Berufsbetreuer wird man nicht durch eine Berufsausbildung. Vielmehr handelt es sich um eine Tätigkeit, die sich in den vergangenen Jahrzehnten entwickelt hat. Während vor 1992 hauptsächlich Rechtsanwälte beruflich in diesem Bereich eingesetzt wurden, sind in den Jahren seit 1992 auch viele Menschen aus anderen Berufsgruppen dazugekommen, schwerpunktmäßig Sozialarbeiter/-pädagogen, Alten- und Krankenpfleger sowie Erzieher, aber auch Verwaltungsfachkräfte und Kaufleute.
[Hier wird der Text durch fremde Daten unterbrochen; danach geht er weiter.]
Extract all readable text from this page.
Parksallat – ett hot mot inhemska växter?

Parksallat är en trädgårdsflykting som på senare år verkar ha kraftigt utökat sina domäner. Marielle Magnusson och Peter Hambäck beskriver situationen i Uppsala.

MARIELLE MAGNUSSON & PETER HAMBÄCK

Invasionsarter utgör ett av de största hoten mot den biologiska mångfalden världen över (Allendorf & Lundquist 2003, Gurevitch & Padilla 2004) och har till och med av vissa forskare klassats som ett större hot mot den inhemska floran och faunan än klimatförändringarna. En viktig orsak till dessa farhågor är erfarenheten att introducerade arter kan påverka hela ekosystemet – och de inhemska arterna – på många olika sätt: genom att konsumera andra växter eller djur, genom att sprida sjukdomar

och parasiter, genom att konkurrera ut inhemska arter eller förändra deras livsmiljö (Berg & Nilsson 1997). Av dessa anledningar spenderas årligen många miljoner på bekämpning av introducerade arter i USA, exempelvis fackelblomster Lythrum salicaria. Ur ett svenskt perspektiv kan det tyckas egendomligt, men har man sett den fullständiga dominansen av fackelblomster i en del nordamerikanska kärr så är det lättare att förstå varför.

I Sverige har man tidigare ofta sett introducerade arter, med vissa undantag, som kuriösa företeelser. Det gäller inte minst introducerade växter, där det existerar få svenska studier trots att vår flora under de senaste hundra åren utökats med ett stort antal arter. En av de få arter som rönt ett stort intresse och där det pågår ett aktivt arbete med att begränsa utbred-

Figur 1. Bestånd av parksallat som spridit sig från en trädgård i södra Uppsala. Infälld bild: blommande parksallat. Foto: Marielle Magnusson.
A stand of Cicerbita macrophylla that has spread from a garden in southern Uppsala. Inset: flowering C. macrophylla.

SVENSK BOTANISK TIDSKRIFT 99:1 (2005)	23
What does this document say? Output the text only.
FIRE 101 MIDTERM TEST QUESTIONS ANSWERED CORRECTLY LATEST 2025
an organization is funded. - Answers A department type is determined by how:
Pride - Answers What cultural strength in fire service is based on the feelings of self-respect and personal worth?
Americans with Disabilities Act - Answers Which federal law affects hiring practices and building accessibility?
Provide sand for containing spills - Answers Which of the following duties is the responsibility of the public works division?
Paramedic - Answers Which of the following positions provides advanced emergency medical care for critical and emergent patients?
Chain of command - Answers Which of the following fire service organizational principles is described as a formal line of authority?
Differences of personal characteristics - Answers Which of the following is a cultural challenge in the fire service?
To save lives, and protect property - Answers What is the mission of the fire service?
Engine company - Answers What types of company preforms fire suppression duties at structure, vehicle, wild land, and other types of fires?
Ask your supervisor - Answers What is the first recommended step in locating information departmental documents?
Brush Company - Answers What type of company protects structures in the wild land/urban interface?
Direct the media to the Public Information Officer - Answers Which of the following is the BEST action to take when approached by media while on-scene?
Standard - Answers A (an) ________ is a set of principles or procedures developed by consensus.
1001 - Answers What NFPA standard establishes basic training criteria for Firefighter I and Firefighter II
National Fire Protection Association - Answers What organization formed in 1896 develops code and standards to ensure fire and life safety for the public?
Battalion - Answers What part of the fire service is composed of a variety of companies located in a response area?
Derzeit sind im Kreis Segeberg für rund 3.800 Menschen Betreuungen eingerichtet. Etwa die Hälfte von ihnen wird von Berufsbetreuern unterstützt. „Wir benötigen weitere Betreuer, um den Bedarf decken zu können“, sagt Lohmeier. „Wenn Sie Lust am Kommunizieren mit verschiedenen Adressaten haben, gerne selbstständig arbeiten, sich Ihre Zeit frei einteilen möchten und Sie die Herausforderung einer Tätigkeit als Berufsbetreuer interessiert annehmen möchten, freuen wir uns, Ihnen weitere Informationen telefonisch oder per E-Mail zu geben.“

Mit der Gesetzesreform kommt auf die Betreuungsbehörde mehr Arbeit zu, unter anderem wenn es darum geht, die Qualifikationen der Berufsbetreuer zu prüfen. Daher sucht der Kreis aktuell Sozialpädagogen für die Betreuungsbehörde.